Background: The objective of this study was to examine the effect of swimming exercise on aging-related Ca²⁺ handling alterations and structural abnormalities of female rat heart.

Methods: For this purpose, 4-month and 24-month old female rats were used and divided into three following groups: sedentary young (SY), sedentary old (SO), and exercised old (Ex-O). Swimming exercise was performed for 8 weeks (60 min/day, 5 days/week). Myocyte shortening, L-type Ca²⁺ currents and associated Ca²⁺ transients were measured from ventricular myocytes at 36 ± 1°C. NOX-4 levels, aconitase activity, glutathione measurements and ultrastructural examination by electron microscopy were conducted in heart tissue.

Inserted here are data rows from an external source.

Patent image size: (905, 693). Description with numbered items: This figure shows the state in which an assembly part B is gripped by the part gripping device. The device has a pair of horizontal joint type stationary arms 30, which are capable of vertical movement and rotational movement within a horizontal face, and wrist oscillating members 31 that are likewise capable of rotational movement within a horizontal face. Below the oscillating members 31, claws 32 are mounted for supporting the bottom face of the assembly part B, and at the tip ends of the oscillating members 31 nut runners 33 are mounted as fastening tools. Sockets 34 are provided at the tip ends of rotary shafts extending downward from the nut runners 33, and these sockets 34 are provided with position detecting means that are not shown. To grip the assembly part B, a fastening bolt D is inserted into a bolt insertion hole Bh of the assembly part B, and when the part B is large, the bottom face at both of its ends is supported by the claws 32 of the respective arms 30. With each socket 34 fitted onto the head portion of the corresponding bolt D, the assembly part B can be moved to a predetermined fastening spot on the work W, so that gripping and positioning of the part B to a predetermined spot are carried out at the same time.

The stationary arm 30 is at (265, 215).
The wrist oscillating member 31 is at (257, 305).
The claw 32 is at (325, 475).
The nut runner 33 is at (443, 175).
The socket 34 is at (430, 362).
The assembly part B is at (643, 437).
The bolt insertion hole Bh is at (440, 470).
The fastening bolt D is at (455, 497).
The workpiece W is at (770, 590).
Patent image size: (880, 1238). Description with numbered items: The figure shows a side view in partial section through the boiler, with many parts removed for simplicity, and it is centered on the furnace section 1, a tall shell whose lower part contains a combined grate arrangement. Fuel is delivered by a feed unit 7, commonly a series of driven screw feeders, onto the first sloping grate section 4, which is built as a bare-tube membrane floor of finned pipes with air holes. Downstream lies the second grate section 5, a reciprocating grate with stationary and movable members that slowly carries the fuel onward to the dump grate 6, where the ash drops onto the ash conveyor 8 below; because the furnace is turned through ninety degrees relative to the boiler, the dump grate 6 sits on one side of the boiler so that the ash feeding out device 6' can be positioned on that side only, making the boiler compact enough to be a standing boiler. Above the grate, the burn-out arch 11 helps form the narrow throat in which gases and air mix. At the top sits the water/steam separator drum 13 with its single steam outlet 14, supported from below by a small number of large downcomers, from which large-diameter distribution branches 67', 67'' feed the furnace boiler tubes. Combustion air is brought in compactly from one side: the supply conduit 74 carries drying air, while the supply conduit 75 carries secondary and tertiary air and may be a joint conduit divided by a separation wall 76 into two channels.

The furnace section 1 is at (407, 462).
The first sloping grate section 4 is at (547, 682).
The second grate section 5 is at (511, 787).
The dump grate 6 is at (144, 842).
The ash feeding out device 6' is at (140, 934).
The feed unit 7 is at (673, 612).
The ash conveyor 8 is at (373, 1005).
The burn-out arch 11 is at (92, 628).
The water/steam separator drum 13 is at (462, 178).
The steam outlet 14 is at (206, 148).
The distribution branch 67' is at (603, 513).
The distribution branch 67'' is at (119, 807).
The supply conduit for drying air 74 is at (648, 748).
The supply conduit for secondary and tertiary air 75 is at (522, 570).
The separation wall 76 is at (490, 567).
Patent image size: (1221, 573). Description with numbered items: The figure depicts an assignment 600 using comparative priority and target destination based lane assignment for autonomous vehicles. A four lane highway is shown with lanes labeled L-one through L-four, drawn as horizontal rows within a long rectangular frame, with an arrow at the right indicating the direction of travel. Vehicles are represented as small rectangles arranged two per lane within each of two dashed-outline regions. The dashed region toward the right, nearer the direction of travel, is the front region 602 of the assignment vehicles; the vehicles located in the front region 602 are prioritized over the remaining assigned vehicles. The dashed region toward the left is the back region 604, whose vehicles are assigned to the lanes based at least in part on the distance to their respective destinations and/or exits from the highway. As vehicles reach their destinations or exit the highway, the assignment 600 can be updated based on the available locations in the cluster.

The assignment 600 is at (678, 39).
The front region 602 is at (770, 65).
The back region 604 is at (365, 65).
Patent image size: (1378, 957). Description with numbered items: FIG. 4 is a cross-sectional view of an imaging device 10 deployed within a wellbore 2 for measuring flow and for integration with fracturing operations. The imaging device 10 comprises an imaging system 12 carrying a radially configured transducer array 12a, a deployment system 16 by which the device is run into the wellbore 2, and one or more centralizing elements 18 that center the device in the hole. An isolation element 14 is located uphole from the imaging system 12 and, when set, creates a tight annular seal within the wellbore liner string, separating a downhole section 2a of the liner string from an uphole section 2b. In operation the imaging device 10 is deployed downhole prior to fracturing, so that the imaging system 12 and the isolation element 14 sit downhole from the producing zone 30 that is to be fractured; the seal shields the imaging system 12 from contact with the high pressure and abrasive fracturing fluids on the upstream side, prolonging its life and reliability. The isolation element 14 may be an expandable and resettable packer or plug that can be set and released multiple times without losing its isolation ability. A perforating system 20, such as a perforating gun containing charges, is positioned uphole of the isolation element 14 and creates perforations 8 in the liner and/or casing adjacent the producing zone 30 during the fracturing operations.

Results: Swimming exercise reversed the reduced shortening and slowed kinetics of aged cardiomyocytes. Although the current density was similar for all groups, Ca²⁺ transients were higher in SO and Ex-O myocytes with respect to the SY group. Caffeine-induced Ca²⁺ transients and the integrated NCX current were lower in cardiomyocytes of SY rats compared with other groups, suggesting an increased sarcoplasmic reticulum Ca²⁺ content in an aged heart. Aging led to upregulated cardiac NOX-4 along with declined aconitase activity. Although it did not reverse these oxidative parameters, swimming exercise achieved a significant increase in glutathione levels and improved structural alterations of old rats’ hearts.

Conclusions: We conclude that swimming exercise upregulates antioxidant defense capacity and improves structural abnormalities of senescent female rat heart, although it does not change Ca²⁺ handling alterations further. Thereby, it improves contractile function of aged myocardium by mitigating detrimental effects of oxidative stress.